We’re “optimistic and excited about it,” Dungey said. She said the smaller episode order would allow the network to “see how it performs for us.”
4. Why would ABC move one of its highly-anticipated flagship series, Marvel’s Inhumans, to Friday night, traditionally a wasteland for unwanted shows?
Dungey said on the call that the network wants to make Friday night a “destination” for sci-fi and fantasy fans.
To achieve that, ABC set its long-running fairy-tale series Once Upon a Time at 8 p.m. Friday, followed by Marvel’s Inhumans, a superhero spin-off, and then once Inhumans finishes its run, the network will run Agents of S.H.I.E.L.D. in its place.
Here’s the question: Inhumans is set to air its first two episodes in IMAX theaters for two weeks ahead of the show’s launch on TV. It’s ostensibly a high-profile show for the network, and undoubtedly costs a ton of money to produce. Why would the network move this show to the 9 p.m. hour on Friday when it is traditionally the least-watched time on television? And it isn’t just me who has asked this question: “Did ABC Already Doom Marvel’s Inhumans With Its Timeslot?” wondered CinemaBlend’s Mick Joest on Tuesday. Maybe the network just doesn’t believe it’s going to be very good.
The move to Friday does make at least a little bit of sense for Once Upon a Time; after a stellar first four seasons and a modest drop in Season 5 (and after the departure of most of its core cast members), the sixth season of the fantasy drama averaged just 3.2 million viewers and a 0.94 in the key demo, down 28.3 percent and 31.6 percent, respectively.
Then again, the network just renewed Once for a total reboot in its seventh season. Why would ABC move its premiere family show from its comfortable Sunday night family slot to be a lead-in for Inhumans? Instead, Sunday nights will begin with America’s Funniest Home Videos, then move to To Tell the Truth, then reality show Shark Tank, and then new Kyra Sedgwick drama Ten Days in the Valley. Which seems an odd sort of lineup for a traditional family TV night.

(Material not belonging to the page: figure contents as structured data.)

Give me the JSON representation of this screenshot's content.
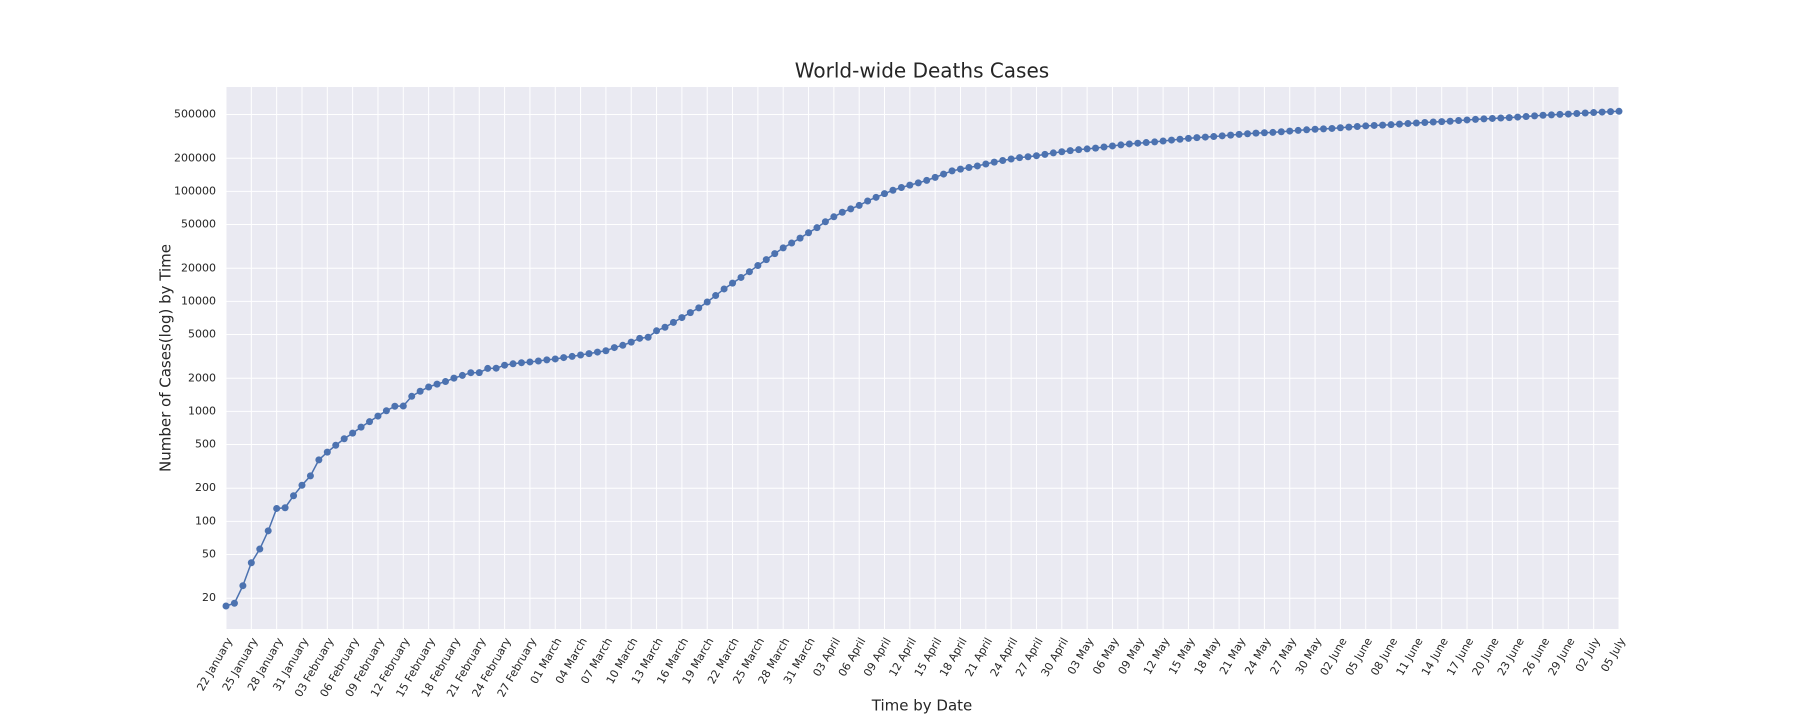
{
  "chart_data": {
    "type": "line",
    "title": "World-wide Deaths Cases",
    "xlabel": "Time by Date",
    "ylabel": "Number of Cases(log) by Time",
    "categories": [
      "22 January",
      null,
      null,
      "25 January",
      null,
      null,
      "28 January",
      null,
      null,
      "31 January",
      null,
      null,
      "03 February",
      null,
      null,
      "06 February",
      null,
      null,
      "09 February",
      null,
      null,
      "12 February",
      null,
      null,
      "15 February",
      null,
      null,
      "18 February",
      null,
      null,
      "21 February",
      null,
      null,
      "24 February",
      null,
      null,
      "27 February",
      null,
      null,
      "01 March",
      null,
      null,
      "04 March",
      null,
      null,
      "07 March",
      null,
      null,
      "10 March",
      null,
      null,
      "13 March",
      null,
      null,
      "16 March",
      null,
      null,
      "19 March",
      null,
      null,
      "22 March",
      null,
      null,
      "25 March",
      null,
      null,
      "28 March",
      null,
      null,
      "31 March",
      null,
      null,
      "03 April",
      null,
      null,
      "06 April",
      null,
      null,
      "09 April",
      null,
      null,
      "12 April",
      null,
      null,
      "15 April",
      null,
      null,
      "18 April",
      null,
      null,
      "21 April",
      null,
      null,
      "24 April",
      null,
      null,
      "27 April",
      null,
      null,
      "30 April",
      null,
      null,
      "03 May",
      null,
      null,
      "06 May",
      null,
      null,
      "09 May",
      null,
      null,
      "12 May",
      null,
      null,
      "15 May",
      null,
      null,
      "18 May",
      null,
      null,
      "21 May",
      null,
      null,
      "24 May",
      null,
      null,
      "27 May",
      null,
      null,
      "30 May",
      null,
      null,
      "02 June",
      null,
      null,
      "05 June",
      null,
      null,
      "08 June",
      null,
      null,
      "11 June",
      null,
      null,
      "14 June",
      null,
      null,
      "17 June",
      null,
      null,
      "20 June",
      null,
      null,
      "23 June",
      null,
      null,
      "26 June",
      null,
      null,
      "29 June",
      null,
      null,
      "02 July",
      null,
      null,
      "05 July"
    ],
    "values": [
      17,
      18,
      26,
      42,
      56,
      82,
      131,
      133,
      171,
      213,
      259,
      362,
      426,
      492,
      564,
      634,
      719,
      806,
      906,
      1013,
      1113,
      1118,
      1371,
      1523,
      1666,
      1770,
      1868,
      2007,
      2122,
      2247,
      2251,
      2458,
      2469,
      2629,
      2708,
      2770,
      2814,
      2872,
      2941,
      2996,
      3085,
      3160,
      3254,
      3348,
      3460,
      3558,
      3802,
      3988,
      4262,
      4615,
      4720,
      5404,
      5819,
      6440,
      7126,
      7905,
      8733,
      9867,
      11299,
      12973,
      14651,
      16505,
      18625,
      21181,
      23970,
      27198,
      30652,
      33925,
      37582,
      42107,
      46809,
      52983,
      58787,
      64606,
      69374,
      74565,
      81865,
      88338,
      95455,
      102525,
      108503,
      114090,
      119481,
      125983,
      134176,
      143800,
      153822,
      159510,
      165044,
      170423,
      177640,
      184681,
      191052,
      197245,
      202846,
      206544,
      211167,
      217153,
      223814,
      229335,
      234797,
      239637,
      243451,
      247615,
      253358,
      259027,
      264733,
      270070,
      274429,
      278233,
      281847,
      287316,
      292960,
      298159,
      303360,
      308183,
      311906,
      315354,
      320132,
      324960,
      329944,
      334616,
      338651,
      341711,
      343860,
      348545,
      353664,
      358472,
      363336,
      367405,
      370451,
      373606,
      379014,
      384213,
      389364,
      393895,
      397879,
      400855,
      404309,
      409224,
      414152,
      419094,
      423453,
      427686,
      431005,
      434557,
      441324,
      446457,
      451594,
      456319,
      460607,
      464532,
      468777,
      474118,
      479382,
      485998,
      492611,
      496824,
      501364,
      504846,
      511175,
      516334,
      521388,
      526406,
      531237,
      535065
    ],
    "color": "#4c72b0",
    "log_scale": true,
    "grid": true,
    "ylim": [
      10.5,
      890000
    ],
    "yticks": [
      20,
      50,
      100,
      200,
      500,
      1000,
      2000,
      5000,
      10000,
      20000,
      50000,
      100000,
      200000,
      500000
    ]
  }
}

5. Is there any other show in history that has not only retained its audience but has beaten most other comedies of its type that has been cancelled as abruptly? Ever?

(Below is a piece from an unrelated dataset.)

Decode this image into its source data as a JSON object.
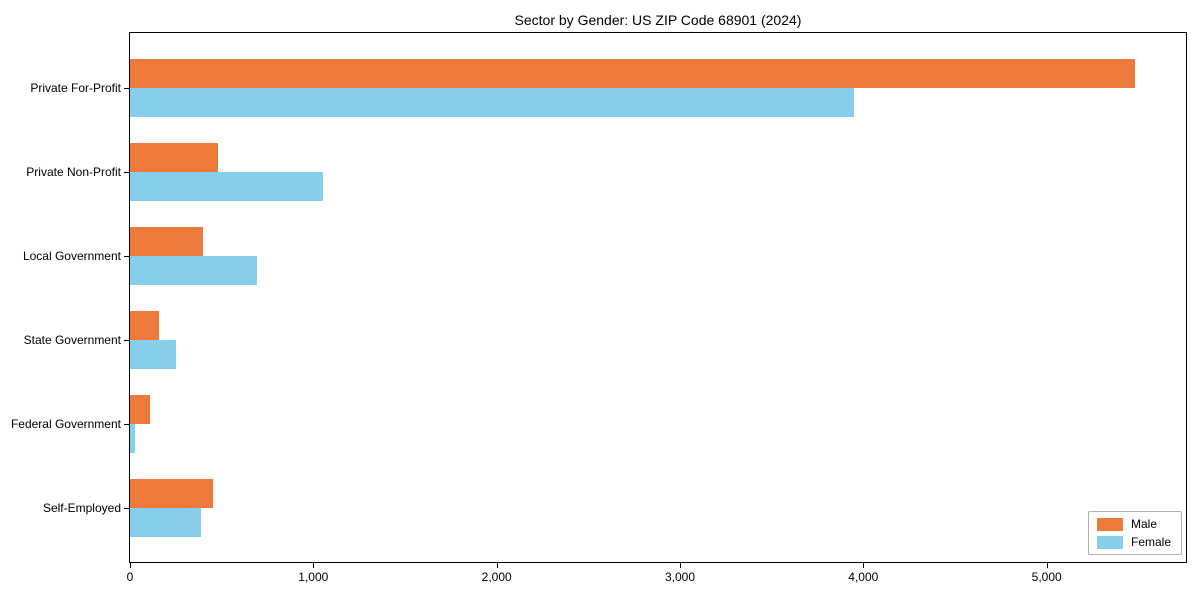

Tim Allen broke his silence Tuesday to say he was “stunned and blindsided” by ABC’s decision. He likely joins many of the fans of his show (at least 138,000), who now feel as if the only family entertainment they could enjoy has been taken off the air, for reasons that can’t possibly boil down to ratings and scheduling.
A representative for ABC did not immediately respond to a request for comment, but the article will be updated if we hear from them.